- Citizenship: India
- Occupations: Businessman; investor; entrepreneur;

= Bal Krishen Rathore =

Indian businessman

Bal Krishen Rathore is an Indian businessman, investor, and entrepreneur and the chairman and CEO of Century Financial based in the United Arab Emirates. He was listed in the top 100 inspiring leaders in the UAE by Arabian Business. He has been granted the Golden Visa by the government of UAE in 2021.

==Early life==
Rathore grew up in a small district in the Indian state of Jammu & Kashmir as one of the nine siblings in a family with limited means. He started his career by working in the hospitality industry in Dubai. Rathore met Sulaiman Baqer Mohebi, an Emirati entrepreneur, the Chairman of Century Financial, and started as a dealer for the company in 1999.

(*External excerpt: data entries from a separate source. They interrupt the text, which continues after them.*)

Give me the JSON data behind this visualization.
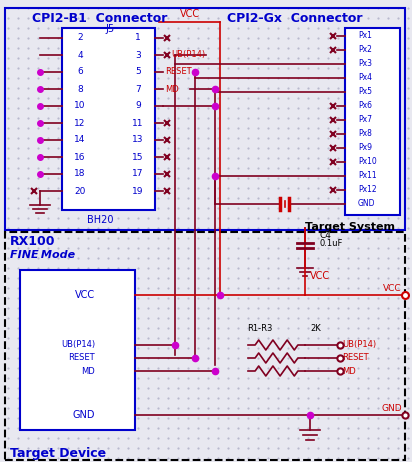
{
  "title_left": "CPI2-B1  Connector",
  "title_right": "CPI2-Gx  Connector",
  "title_device": "Target Device",
  "title_system": "Target System",
  "title_rx": "RX100",
  "title_fine": "FINE Mode",
  "bg_color": "#e8e8f0",
  "blue": "#0000cc",
  "dark_red": "#800020",
  "magenta": "#cc00cc",
  "red": "#cc0000",
  "cyan_text": "#0088cc",
  "dot_color": "#e0e0f0"
}
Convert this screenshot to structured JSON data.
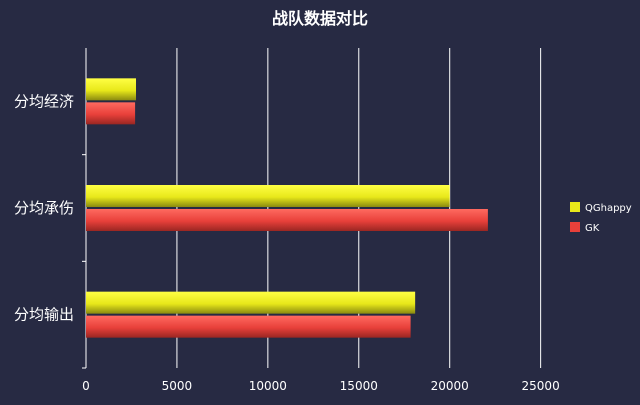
{
  "chart_data": {
    "type": "bar",
    "orientation": "horizontal",
    "title": "战队数据对比",
    "categories": [
      "分均经济",
      "分均承伤",
      "分均输出"
    ],
    "series": [
      {
        "name": "QGhappy",
        "values": [
          2750,
          20000,
          18100
        ],
        "color": "#e8e81a"
      },
      {
        "name": "GK",
        "values": [
          2700,
          22100,
          17850
        ],
        "color": "#e8403a"
      }
    ],
    "xlim": [
      0,
      27000
    ],
    "xticks": [
      0,
      5000,
      10000,
      15000,
      20000,
      25000
    ],
    "xtick_labels": [
      "0",
      "5000",
      "10000",
      "15000",
      "20000",
      "25000"
    ],
    "grid": true,
    "legend_position": "right"
  }
}
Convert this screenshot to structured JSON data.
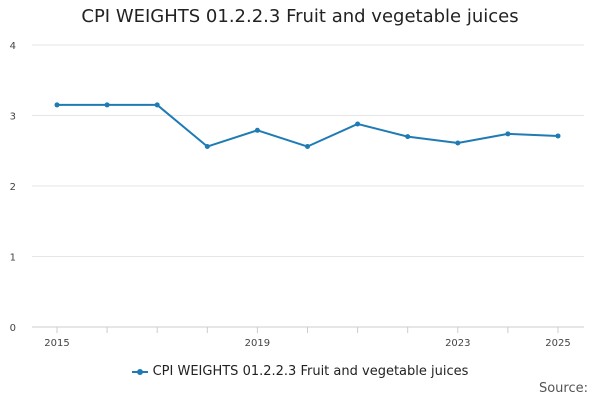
{
  "chart_data": {
    "type": "line",
    "title": "CPI WEIGHTS 01.2.2.3 Fruit and vegetable juices",
    "x": [
      2015,
      2016,
      2017,
      2018,
      2019,
      2020,
      2021,
      2022,
      2023,
      2024,
      2025
    ],
    "series": [
      {
        "name": "CPI WEIGHTS 01.2.2.3 Fruit and vegetable juices",
        "values": [
          3.15,
          3.15,
          3.15,
          2.56,
          2.79,
          2.56,
          2.88,
          2.7,
          2.61,
          2.74,
          2.71
        ]
      }
    ],
    "x_tick_labels": [
      "2015",
      "2019",
      "2023",
      "2025"
    ],
    "y_ticks": [
      0,
      1,
      2,
      3,
      4
    ],
    "xlim": [
      2015,
      2025
    ],
    "ylim": [
      0,
      4
    ],
    "grid": true,
    "legend_position": "bottom",
    "line_color": "#1f7bb3"
  },
  "source_label": "Source:"
}
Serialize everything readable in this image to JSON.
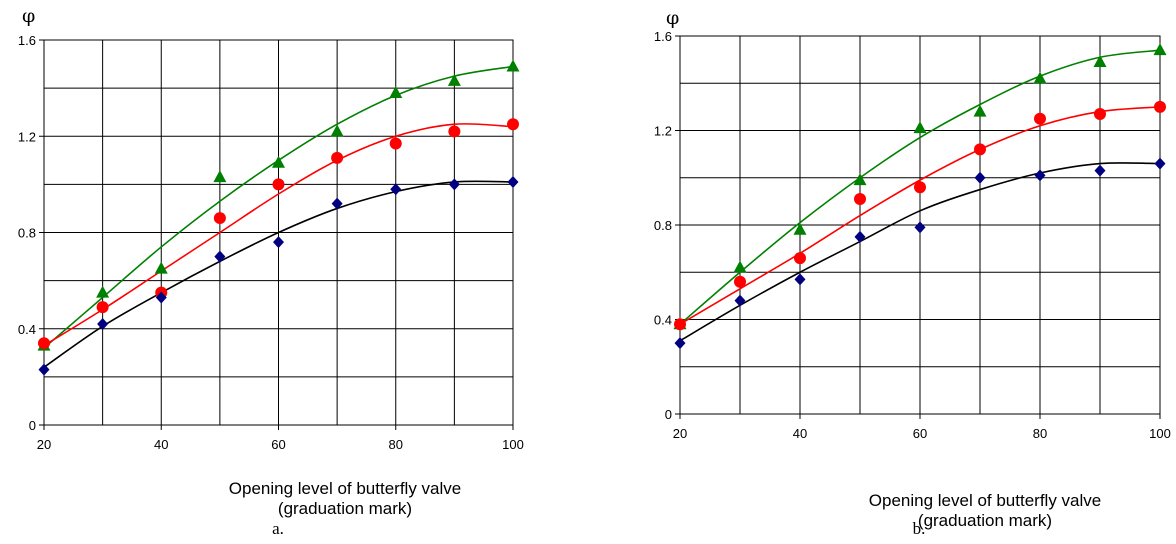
{
  "chart_data": [
    {
      "type": "scatter",
      "panel": "a",
      "caption": "a.",
      "ylabel": "φ",
      "xlabel": [
        "Opening level of butterfly valve",
        "(graduation mark)"
      ],
      "xlim": [
        20,
        100
      ],
      "ylim": [
        0,
        1.6
      ],
      "x_ticks": [
        20,
        40,
        60,
        80,
        100
      ],
      "y_ticks": [
        0,
        0.4,
        0.8,
        1.2,
        1.6
      ],
      "y_tick_labels": [
        "0",
        "0.4",
        "0.8",
        "1.2",
        "1.6"
      ],
      "grid": {
        "x_step": 10,
        "y_step": 0.2
      },
      "series": [
        {
          "marker": "triangle",
          "color": "#008000",
          "x": [
            20,
            30,
            40,
            50,
            60,
            70,
            80,
            90,
            100
          ],
          "points": [
            0.33,
            0.55,
            0.65,
            1.03,
            1.09,
            1.22,
            1.38,
            1.43,
            1.49
          ],
          "fit": [
            0.32,
            0.53,
            0.74,
            0.93,
            1.1,
            1.25,
            1.37,
            1.45,
            1.49
          ]
        },
        {
          "marker": "circle",
          "color": "#ff0000",
          "fit_color": "#ff0000",
          "x": [
            20,
            30,
            40,
            50,
            60,
            70,
            80,
            90,
            100
          ],
          "points": [
            0.34,
            0.49,
            0.55,
            0.86,
            1.0,
            1.11,
            1.17,
            1.22,
            1.25
          ],
          "fit": [
            0.33,
            0.48,
            0.64,
            0.8,
            0.96,
            1.1,
            1.2,
            1.25,
            1.24
          ]
        },
        {
          "marker": "diamond",
          "color": "#000080",
          "fit_color": "#000000",
          "x": [
            20,
            30,
            40,
            50,
            60,
            70,
            80,
            90,
            100
          ],
          "points": [
            0.23,
            0.42,
            0.53,
            0.7,
            0.76,
            0.92,
            0.98,
            1.0,
            1.01
          ],
          "fit": [
            0.24,
            0.41,
            0.55,
            0.68,
            0.8,
            0.9,
            0.97,
            1.01,
            1.01
          ]
        }
      ]
    },
    {
      "type": "scatter",
      "panel": "b",
      "caption": "b.",
      "ylabel": "φ",
      "xlabel": [
        "Opening level of butterfly valve",
        "(graduation mark)"
      ],
      "xlim": [
        20,
        100
      ],
      "ylim": [
        0,
        1.6
      ],
      "x_ticks": [
        20,
        40,
        60,
        80,
        100
      ],
      "y_ticks": [
        0,
        0.4,
        0.8,
        1.2,
        1.6
      ],
      "y_tick_labels": [
        "0",
        "0.4",
        "0.8",
        "1.2",
        "1.6"
      ],
      "grid": {
        "x_step": 10,
        "y_step": 0.2
      },
      "series": [
        {
          "marker": "triangle",
          "color": "#008000",
          "x": [
            20,
            30,
            40,
            50,
            60,
            70,
            80,
            90,
            100
          ],
          "points": [
            0.38,
            0.62,
            0.78,
            0.99,
            1.21,
            1.28,
            1.42,
            1.49,
            1.54
          ],
          "fit": [
            0.38,
            0.6,
            0.81,
            1.0,
            1.17,
            1.31,
            1.43,
            1.51,
            1.54
          ]
        },
        {
          "marker": "circle",
          "color": "#ff0000",
          "fit_color": "#ff0000",
          "x": [
            20,
            30,
            40,
            50,
            60,
            70,
            80,
            90,
            100
          ],
          "points": [
            0.38,
            0.56,
            0.66,
            0.91,
            0.96,
            1.12,
            1.25,
            1.27,
            1.3
          ],
          "fit": [
            0.38,
            0.53,
            0.68,
            0.84,
            0.99,
            1.12,
            1.22,
            1.28,
            1.3
          ]
        },
        {
          "marker": "diamond",
          "color": "#000080",
          "fit_color": "#000000",
          "x": [
            20,
            30,
            40,
            50,
            60,
            70,
            80,
            90,
            100
          ],
          "points": [
            0.3,
            0.48,
            0.57,
            0.75,
            0.79,
            1.0,
            1.01,
            1.03,
            1.06
          ],
          "fit": [
            0.31,
            0.46,
            0.6,
            0.73,
            0.86,
            0.95,
            1.02,
            1.06,
            1.06
          ]
        }
      ]
    }
  ]
}
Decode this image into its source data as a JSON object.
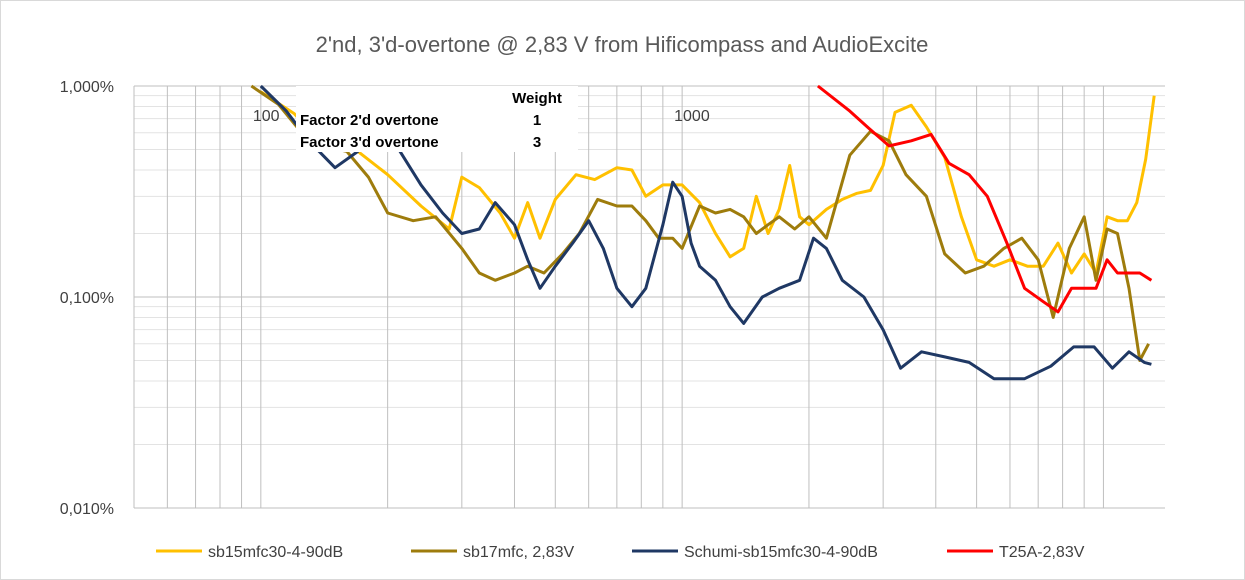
{
  "chart_data": {
    "type": "line",
    "title": "2'nd, 3'd-overtone @ 2,83 V from Hificompass and AudioExcite",
    "x_scale": "log",
    "y_scale": "log",
    "xlim": [
      50,
      14000
    ],
    "ylim": [
      0.0001,
      0.01
    ],
    "y_ticks": [
      {
        "value": 0.01,
        "label": "1,000%"
      },
      {
        "value": 0.001,
        "label": "0,100%"
      },
      {
        "value": 0.0001,
        "label": "0,010%"
      }
    ],
    "x_ticks": [
      {
        "value": 100,
        "label": "100"
      },
      {
        "value": 1000,
        "label": "1000"
      }
    ],
    "grid": true,
    "legend": "bottom",
    "weight_table": {
      "header": "Weight",
      "rows": [
        {
          "label": "Factor 2'd overtone",
          "value": "1"
        },
        {
          "label": "Factor 3'd overtone",
          "value": "3"
        }
      ]
    },
    "series": [
      {
        "name": "sb15mfc30-4-90dB",
        "color": "#ffc000",
        "points": [
          [
            100,
            0.0094
          ],
          [
            120,
            0.0074
          ],
          [
            140,
            0.0053
          ],
          [
            170,
            0.0049
          ],
          [
            200,
            0.0038
          ],
          [
            240,
            0.0027
          ],
          [
            280,
            0.0021
          ],
          [
            300,
            0.0037
          ],
          [
            330,
            0.0033
          ],
          [
            370,
            0.0025
          ],
          [
            400,
            0.0019
          ],
          [
            430,
            0.0028
          ],
          [
            460,
            0.0019
          ],
          [
            500,
            0.0029
          ],
          [
            560,
            0.0038
          ],
          [
            620,
            0.0036
          ],
          [
            700,
            0.0041
          ],
          [
            760,
            0.004
          ],
          [
            820,
            0.003
          ],
          [
            900,
            0.0034
          ],
          [
            1000,
            0.0034
          ],
          [
            1100,
            0.0028
          ],
          [
            1200,
            0.002
          ],
          [
            1300,
            0.00155
          ],
          [
            1400,
            0.0017
          ],
          [
            1500,
            0.003
          ],
          [
            1600,
            0.002
          ],
          [
            1700,
            0.0026
          ],
          [
            1800,
            0.0042
          ],
          [
            1900,
            0.0024
          ],
          [
            2000,
            0.0022
          ],
          [
            2200,
            0.0026
          ],
          [
            2400,
            0.0029
          ],
          [
            2600,
            0.0031
          ],
          [
            2800,
            0.0032
          ],
          [
            3000,
            0.0042
          ],
          [
            3200,
            0.0075
          ],
          [
            3500,
            0.0081
          ],
          [
            3800,
            0.0064
          ],
          [
            4200,
            0.0046
          ],
          [
            4600,
            0.0024
          ],
          [
            5000,
            0.0015
          ],
          [
            5500,
            0.0014
          ],
          [
            6000,
            0.0015
          ],
          [
            6600,
            0.0014
          ],
          [
            7200,
            0.0014
          ],
          [
            7800,
            0.0018
          ],
          [
            8400,
            0.0013
          ],
          [
            9000,
            0.0016
          ],
          [
            9600,
            0.0013
          ],
          [
            10200,
            0.0024
          ],
          [
            10800,
            0.0023
          ],
          [
            11400,
            0.0023
          ],
          [
            12000,
            0.0028
          ],
          [
            12600,
            0.0045
          ],
          [
            13200,
            0.009
          ]
        ]
      },
      {
        "name": "sb17mfc, 2,83V",
        "color": "#9e7c0c",
        "points": [
          [
            95,
            0.01
          ],
          [
            110,
            0.0082
          ],
          [
            125,
            0.006
          ],
          [
            140,
            0.0052
          ],
          [
            160,
            0.0049
          ],
          [
            180,
            0.0037
          ],
          [
            200,
            0.0025
          ],
          [
            230,
            0.0023
          ],
          [
            260,
            0.0024
          ],
          [
            300,
            0.0017
          ],
          [
            330,
            0.0013
          ],
          [
            360,
            0.0012
          ],
          [
            400,
            0.0013
          ],
          [
            430,
            0.0014
          ],
          [
            470,
            0.0013
          ],
          [
            520,
            0.0016
          ],
          [
            570,
            0.002
          ],
          [
            630,
            0.0029
          ],
          [
            700,
            0.0027
          ],
          [
            760,
            0.0027
          ],
          [
            820,
            0.0023
          ],
          [
            880,
            0.0019
          ],
          [
            950,
            0.0019
          ],
          [
            1000,
            0.0017
          ],
          [
            1100,
            0.0027
          ],
          [
            1200,
            0.0025
          ],
          [
            1300,
            0.0026
          ],
          [
            1400,
            0.0024
          ],
          [
            1500,
            0.002
          ],
          [
            1600,
            0.0022
          ],
          [
            1700,
            0.0024
          ],
          [
            1850,
            0.0021
          ],
          [
            2000,
            0.0024
          ],
          [
            2200,
            0.0019
          ],
          [
            2500,
            0.0047
          ],
          [
            2800,
            0.0061
          ],
          [
            3100,
            0.0055
          ],
          [
            3400,
            0.0038
          ],
          [
            3800,
            0.003
          ],
          [
            4200,
            0.0016
          ],
          [
            4700,
            0.0013
          ],
          [
            5200,
            0.0014
          ],
          [
            5800,
            0.0017
          ],
          [
            6400,
            0.0019
          ],
          [
            7000,
            0.0015
          ],
          [
            7600,
            0.0008
          ],
          [
            8300,
            0.0017
          ],
          [
            9000,
            0.0024
          ],
          [
            9600,
            0.0012
          ],
          [
            10200,
            0.0021
          ],
          [
            10800,
            0.002
          ],
          [
            11500,
            0.0011
          ],
          [
            12200,
            0.0005
          ],
          [
            12800,
            0.0006
          ]
        ]
      },
      {
        "name": "Schumi-sb15mfc30-4-90dB",
        "color": "#1f3864",
        "points": [
          [
            100,
            0.0102
          ],
          [
            115,
            0.0076
          ],
          [
            130,
            0.0055
          ],
          [
            150,
            0.0041
          ],
          [
            170,
            0.0049
          ],
          [
            190,
            0.0059
          ],
          [
            210,
            0.0052
          ],
          [
            240,
            0.0034
          ],
          [
            270,
            0.0025
          ],
          [
            300,
            0.002
          ],
          [
            330,
            0.0021
          ],
          [
            360,
            0.0028
          ],
          [
            400,
            0.0022
          ],
          [
            430,
            0.0015
          ],
          [
            460,
            0.0011
          ],
          [
            500,
            0.0014
          ],
          [
            550,
            0.0018
          ],
          [
            600,
            0.0023
          ],
          [
            650,
            0.0017
          ],
          [
            700,
            0.0011
          ],
          [
            760,
            0.0009
          ],
          [
            820,
            0.0011
          ],
          [
            900,
            0.0022
          ],
          [
            950,
            0.0035
          ],
          [
            1000,
            0.003
          ],
          [
            1050,
            0.0018
          ],
          [
            1100,
            0.0014
          ],
          [
            1200,
            0.0012
          ],
          [
            1300,
            0.0009
          ],
          [
            1400,
            0.00075
          ],
          [
            1550,
            0.001
          ],
          [
            1700,
            0.0011
          ],
          [
            1900,
            0.0012
          ],
          [
            2050,
            0.0019
          ],
          [
            2200,
            0.0017
          ],
          [
            2400,
            0.0012
          ],
          [
            2700,
            0.001
          ],
          [
            3000,
            0.0007
          ],
          [
            3300,
            0.00046
          ],
          [
            3700,
            0.00055
          ],
          [
            4200,
            0.00052
          ],
          [
            4800,
            0.00049
          ],
          [
            5500,
            0.00041
          ],
          [
            6500,
            0.00041
          ],
          [
            7500,
            0.00047
          ],
          [
            8500,
            0.00058
          ],
          [
            9500,
            0.00058
          ],
          [
            10500,
            0.00046
          ],
          [
            11500,
            0.00055
          ],
          [
            12500,
            0.00049
          ],
          [
            13000,
            0.00048
          ]
        ]
      },
      {
        "name": "T25A-2,83V",
        "color": "#ff0000",
        "points": [
          [
            2100,
            0.01
          ],
          [
            2500,
            0.0076
          ],
          [
            2800,
            0.0062
          ],
          [
            3100,
            0.0052
          ],
          [
            3500,
            0.0055
          ],
          [
            3900,
            0.0059
          ],
          [
            4300,
            0.0043
          ],
          [
            4800,
            0.0038
          ],
          [
            5300,
            0.003
          ],
          [
            5900,
            0.0018
          ],
          [
            6500,
            0.0011
          ],
          [
            7200,
            0.00095
          ],
          [
            7800,
            0.00085
          ],
          [
            8400,
            0.0011
          ],
          [
            9000,
            0.0011
          ],
          [
            9600,
            0.0011
          ],
          [
            10200,
            0.0015
          ],
          [
            10800,
            0.0013
          ],
          [
            11500,
            0.0013
          ],
          [
            12200,
            0.0013
          ],
          [
            13000,
            0.0012
          ]
        ]
      }
    ]
  }
}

Rathore started as a dealer in Century Financial in 1999. Rathore looked after transactions across exchanges. Later he became the chairman and CEO of the company.

== Awards & recognitions ==

| Year of Award or Honor | Name of Award or Honor | Awarding Organization |
|---|---|---|
| 2018 | Emerging Leaders - Financial Services | Khaleej Times |
| 2018 | 100 Inspiring Leaders in the Middle East | Arabian Business |
| 2021 | CEO of the Year in Financial Industry 2021 | World Business Outlook Awards |

==Initiatives==

Rathore and his company Century Financial had an agreement with the government of India to invest 100 million dollars in Jammu and Kashmir.